At work, days after they’ve last had each other, Sydney walks past Valeri, like every other encounter the two trading surreptitious glances. But, unlike every other time, this time she quickly and quietly drops a folded-up scrap of paper in his lap. He stashes it in his back pocket, only later, when he has a moment to himself retrieving it and reading it. ‘Love you.’ The rest of his day he thinks to ask her what it means, but he sees her nowhere, and she doesn’t respond to his messages. He leaves confused and disoriented.

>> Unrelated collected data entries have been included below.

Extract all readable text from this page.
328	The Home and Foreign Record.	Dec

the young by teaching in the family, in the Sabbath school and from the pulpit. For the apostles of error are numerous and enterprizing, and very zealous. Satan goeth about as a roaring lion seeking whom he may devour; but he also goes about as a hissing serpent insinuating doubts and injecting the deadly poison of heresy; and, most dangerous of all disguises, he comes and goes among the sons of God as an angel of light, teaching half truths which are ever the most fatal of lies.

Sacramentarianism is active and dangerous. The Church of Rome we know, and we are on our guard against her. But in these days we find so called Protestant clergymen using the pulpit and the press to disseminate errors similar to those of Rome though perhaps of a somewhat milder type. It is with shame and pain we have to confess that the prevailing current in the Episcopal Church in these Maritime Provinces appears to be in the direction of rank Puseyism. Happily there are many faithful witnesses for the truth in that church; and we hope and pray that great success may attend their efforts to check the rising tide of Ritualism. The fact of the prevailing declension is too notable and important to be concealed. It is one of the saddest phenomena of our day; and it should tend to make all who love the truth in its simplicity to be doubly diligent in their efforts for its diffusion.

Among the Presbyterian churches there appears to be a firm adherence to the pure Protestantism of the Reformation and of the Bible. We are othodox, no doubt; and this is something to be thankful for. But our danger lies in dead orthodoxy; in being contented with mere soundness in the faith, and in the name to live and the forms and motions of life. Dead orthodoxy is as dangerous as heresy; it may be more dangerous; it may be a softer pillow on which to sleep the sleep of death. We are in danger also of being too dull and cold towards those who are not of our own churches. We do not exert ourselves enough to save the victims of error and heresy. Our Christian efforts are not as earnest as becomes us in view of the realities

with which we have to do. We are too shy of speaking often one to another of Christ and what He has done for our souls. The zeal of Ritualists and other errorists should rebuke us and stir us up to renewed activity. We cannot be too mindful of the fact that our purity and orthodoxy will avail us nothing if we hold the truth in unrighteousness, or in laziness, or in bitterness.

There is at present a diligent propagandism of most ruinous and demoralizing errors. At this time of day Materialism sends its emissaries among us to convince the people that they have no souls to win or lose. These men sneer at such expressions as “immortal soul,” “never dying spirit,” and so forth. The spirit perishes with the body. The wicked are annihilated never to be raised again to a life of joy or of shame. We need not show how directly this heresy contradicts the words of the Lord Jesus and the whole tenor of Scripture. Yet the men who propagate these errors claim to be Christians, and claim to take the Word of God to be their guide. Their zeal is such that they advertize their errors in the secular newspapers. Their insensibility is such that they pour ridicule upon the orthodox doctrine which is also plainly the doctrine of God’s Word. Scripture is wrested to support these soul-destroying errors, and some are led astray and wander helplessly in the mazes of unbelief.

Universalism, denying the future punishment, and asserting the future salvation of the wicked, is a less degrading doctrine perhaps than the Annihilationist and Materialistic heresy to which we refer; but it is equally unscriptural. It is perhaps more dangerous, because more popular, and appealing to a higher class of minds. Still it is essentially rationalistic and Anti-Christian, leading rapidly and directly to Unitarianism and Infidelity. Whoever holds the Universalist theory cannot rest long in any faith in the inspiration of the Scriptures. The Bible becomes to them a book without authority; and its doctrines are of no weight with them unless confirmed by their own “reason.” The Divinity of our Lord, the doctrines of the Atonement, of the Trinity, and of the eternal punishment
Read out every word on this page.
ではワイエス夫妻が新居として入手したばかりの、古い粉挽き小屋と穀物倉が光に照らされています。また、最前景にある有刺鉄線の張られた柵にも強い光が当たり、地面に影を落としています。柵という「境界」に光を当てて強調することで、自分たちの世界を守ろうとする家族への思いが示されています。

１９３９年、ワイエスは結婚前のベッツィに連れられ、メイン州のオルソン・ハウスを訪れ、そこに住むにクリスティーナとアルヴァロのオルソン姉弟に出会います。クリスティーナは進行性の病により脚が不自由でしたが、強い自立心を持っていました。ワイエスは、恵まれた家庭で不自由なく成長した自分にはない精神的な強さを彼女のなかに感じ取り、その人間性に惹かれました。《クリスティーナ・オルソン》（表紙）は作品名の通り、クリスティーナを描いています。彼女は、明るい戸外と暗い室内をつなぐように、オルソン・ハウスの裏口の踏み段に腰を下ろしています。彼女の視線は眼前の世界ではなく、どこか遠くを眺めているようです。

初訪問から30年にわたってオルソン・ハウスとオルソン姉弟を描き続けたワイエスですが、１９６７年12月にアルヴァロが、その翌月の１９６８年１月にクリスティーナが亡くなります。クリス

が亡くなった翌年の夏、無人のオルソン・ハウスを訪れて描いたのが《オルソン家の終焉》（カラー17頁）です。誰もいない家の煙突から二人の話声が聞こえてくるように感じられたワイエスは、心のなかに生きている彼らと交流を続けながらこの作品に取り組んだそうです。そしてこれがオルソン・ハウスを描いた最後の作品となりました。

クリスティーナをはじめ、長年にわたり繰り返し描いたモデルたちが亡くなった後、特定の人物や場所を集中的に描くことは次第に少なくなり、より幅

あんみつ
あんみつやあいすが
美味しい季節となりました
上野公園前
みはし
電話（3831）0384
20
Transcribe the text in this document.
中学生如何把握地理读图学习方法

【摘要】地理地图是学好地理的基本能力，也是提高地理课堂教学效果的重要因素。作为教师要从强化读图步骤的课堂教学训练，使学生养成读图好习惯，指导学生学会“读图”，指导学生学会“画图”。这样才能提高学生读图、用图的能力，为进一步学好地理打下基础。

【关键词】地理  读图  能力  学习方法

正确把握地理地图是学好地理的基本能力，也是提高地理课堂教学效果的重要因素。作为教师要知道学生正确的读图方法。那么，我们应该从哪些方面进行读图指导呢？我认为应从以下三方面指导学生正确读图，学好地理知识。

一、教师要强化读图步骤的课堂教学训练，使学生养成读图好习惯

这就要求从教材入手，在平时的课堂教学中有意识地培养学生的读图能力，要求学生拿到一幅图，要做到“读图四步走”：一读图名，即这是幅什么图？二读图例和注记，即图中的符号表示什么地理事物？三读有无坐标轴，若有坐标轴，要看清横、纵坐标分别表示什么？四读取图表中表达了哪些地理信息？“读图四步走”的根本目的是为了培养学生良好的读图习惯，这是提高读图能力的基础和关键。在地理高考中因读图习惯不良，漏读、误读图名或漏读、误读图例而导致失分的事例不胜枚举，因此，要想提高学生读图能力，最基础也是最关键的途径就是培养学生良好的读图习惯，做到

Still in this early period, with fallen wages and fallen bodies, men like Valeri, in love with women like Sydney, see for themselves a future which can only still-more privations. But for Valeri, in love with Sydney, he thinks of his parents killed by a hail of bullets in the failed revolution fifteen years ago and feels emboldened. His roommate, Hannah, settles for a more comforting remembering of the failed rising, having been living in a small city up in the provincial hinterland. That was before the last of the factories closed and Hannah’s father, Valeri’s uncle, found himself out of work for a very long time. Now, in the city, the days see her tie her hair back neatly and tightly into a bun while donning a nurse’s teal scrubs; she looks workmanlike, yet authoritatively feminine. By the end of her shift, she’ll be covered in the sweat and blood of patients dead and dying, and her hair’ll be a tangled, matted mess. This has become her routine.